Firstly, between 50,000 and 100,000 Igbos were massacred in cold blood in 1966 without Gowon and his lieutenants doing any serious thing to protect the Igbos or to stop the carnage. Other Nigerians, with the exception of few men like Soyinka and co, said it served the Igbos right, meaning that cockroaches, rather than human beings, were being killed.
Secondly, even though Gowon and his lieutenants, who killed Ironsi and co, said it was not a coup but a military change in leadership, yet he perpetrated the military indiscipline of assuming power above Brig Ogundipe, who was next in rank to Ironsi.
Thirdly and most importantly, after signing an agreement as soldiers, whose words were supposed to be their bond, in Aburi, before Ghana’s head of state, Gowon reneged on the accord, which was an act of bad faith.
I admit that the North, especially, had every right to be angry that mainly Igbo soldiers killed their top men in the January 1966 coup, but if they had retaliated by killing Ironsi and other Igbo men in power, Igbos would have seen it as purely a military affair and moved on with their lives. But going beyond that and moving from house to house, smoking out children, women and defenceless men, who had been their neighbours and friends, and butchering them with glee, with other parts of Nigeria keeping quiet or justifying it, was the unkindest cut of all. Soldiers don't consult civilians when planning coups. When Buka Suka Dimka or Gideon Orkar executed bloody coups against Murtala Mohammed and Ibrahim Babangida in 1976 and 1990 respectively, the North did not go from house to house to kill Middlebelters.
Ojukwu, as the son of the richest Nigerian whose investments were almost 100% outside Igboland, was accused by Igbos of delaying the declaration of the Republic of Biafra, because he seemed to be concerned about not jeopardizing his father's investments. It took almost one year of negotiations and pressure before he finally did so. If you are the son of billionaires Aliko Dangote or Mike Adenuga, you can't be eager to lead a secession in Nigeria - for one to take such an action, something grievous must push one to do so.
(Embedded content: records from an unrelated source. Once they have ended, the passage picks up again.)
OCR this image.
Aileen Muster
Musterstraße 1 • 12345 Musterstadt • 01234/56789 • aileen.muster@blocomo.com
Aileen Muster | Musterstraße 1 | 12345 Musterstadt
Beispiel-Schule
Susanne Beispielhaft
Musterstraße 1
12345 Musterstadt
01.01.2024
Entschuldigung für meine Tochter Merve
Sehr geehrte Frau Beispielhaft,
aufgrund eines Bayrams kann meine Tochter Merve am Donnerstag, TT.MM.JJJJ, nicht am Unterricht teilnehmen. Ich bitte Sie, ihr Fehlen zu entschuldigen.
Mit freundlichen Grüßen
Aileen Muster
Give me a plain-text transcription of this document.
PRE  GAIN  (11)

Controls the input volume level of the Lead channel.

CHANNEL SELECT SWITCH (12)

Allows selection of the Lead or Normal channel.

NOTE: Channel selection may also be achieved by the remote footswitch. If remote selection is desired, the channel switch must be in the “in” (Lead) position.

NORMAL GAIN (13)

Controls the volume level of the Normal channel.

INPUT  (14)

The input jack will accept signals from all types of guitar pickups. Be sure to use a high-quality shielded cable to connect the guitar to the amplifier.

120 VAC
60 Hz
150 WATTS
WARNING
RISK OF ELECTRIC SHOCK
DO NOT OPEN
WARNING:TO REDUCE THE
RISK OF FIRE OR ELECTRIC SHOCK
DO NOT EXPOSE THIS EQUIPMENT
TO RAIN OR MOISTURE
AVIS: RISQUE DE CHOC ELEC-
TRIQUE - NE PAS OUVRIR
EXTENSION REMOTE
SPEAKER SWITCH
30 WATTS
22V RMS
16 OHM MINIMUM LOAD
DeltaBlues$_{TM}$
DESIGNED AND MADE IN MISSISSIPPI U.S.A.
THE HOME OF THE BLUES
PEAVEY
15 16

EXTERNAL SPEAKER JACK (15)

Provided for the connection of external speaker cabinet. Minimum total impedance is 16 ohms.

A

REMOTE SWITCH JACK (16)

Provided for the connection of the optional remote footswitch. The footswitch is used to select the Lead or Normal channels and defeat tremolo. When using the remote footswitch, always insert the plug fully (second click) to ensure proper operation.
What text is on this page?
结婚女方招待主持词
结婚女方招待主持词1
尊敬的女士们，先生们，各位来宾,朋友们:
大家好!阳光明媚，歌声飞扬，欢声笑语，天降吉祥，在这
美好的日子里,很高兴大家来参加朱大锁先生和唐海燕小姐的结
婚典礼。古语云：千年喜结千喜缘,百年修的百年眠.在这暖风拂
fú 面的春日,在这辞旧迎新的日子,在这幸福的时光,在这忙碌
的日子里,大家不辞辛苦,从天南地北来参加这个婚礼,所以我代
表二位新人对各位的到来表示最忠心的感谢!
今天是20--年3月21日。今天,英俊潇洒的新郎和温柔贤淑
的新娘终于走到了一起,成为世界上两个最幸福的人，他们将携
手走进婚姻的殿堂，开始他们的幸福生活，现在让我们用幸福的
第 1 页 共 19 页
Any other person who was the Governor of Eastern region at that time would have declared the Republic of Biafra or resigned or removed.
It was because those who murdered the defenceless visitors in their midst in 1966 were not brought to book, that is why till today such ugly incidents continue to happen almost every year in Nigeria, including the carnage that took place after the presidential elections of 2011. Such actions are usually blamed on the almajiris, as if the almajiris are ghosts that fly in the air, unseen and untouchable. Even when a Danish man made a cartoon in far-away Denmark, Igbos were killed in the North. And one wonders if the Danish are descendants of Igbos or vice versa, or if the cartoonist was Danish-Igbo. Those who murdered Jews in cold blood in Europe 70 years ago are still being tried and jailed. Those who murdered Muslim-Croats in Srebrenica 20 years ago are still being tried and jailed. But those who repeatedly murder their innocent and defenceless compatriots are treated with kid gloves and allowed to plan the next carnage.
Any time injustice is done and we keep quiet, we make ourselves accomplices and future victims. It does not matter whether the victim is our enemy. When Ken Saro-Wiwa was protesting and later hanged, some of my Igbo brethren said, “that served him right,” because he supported Nigeria against Biafra, but I said: no, the man had a right to fight against the injustice meted out to his people, and his hanging was despicable. When MKO Abiola was denied his mandate, jailed, and died in prison, some people gloated that the Yorubas were witnessing the injustice the Igbos complained about, but I said no. It is unjust and wicked to steal a man's mandate, put him in prison, kill his wife and kinsmen and watch him die under mysterious circumstances in custody. The same thing goes for the daily or weekly carnage going on in Jos. Evil is evil, no matter to whom it is meted out. Injustice is injustice anywhere in the world. If you keep quiet today because your enemy is the victim, when it will be your turn, nobody will be available to speak for you. Martin Niemöller said: “First they came for the communists, and I didn't speak out because I wasn't a communist. Then they came for the trade unionists, and I didn't speak out because I wasn't a trade unionist. Then they came for the Jews, and I didn't speak out because I wasn't a Jew. Then they came for me and there was no one left to speak out for me.”
Nigeria will never make any progress if we continue to see each other as enemies that should be easily butchered at the lightest disagreement, or if we continue to condone or justify injustice and discrimination. The more we murder one another because of differences in ethnicity or religion, the more we destroy the people’s belief in Nigeria and make Nigerians view each other with suspicion. The more we wallow in bigotry and hatred, the more we destroy Nigeria and continue to make it a potential giant, but never a real giant. Nigeria has bled for too long and we need to stop its wounds now.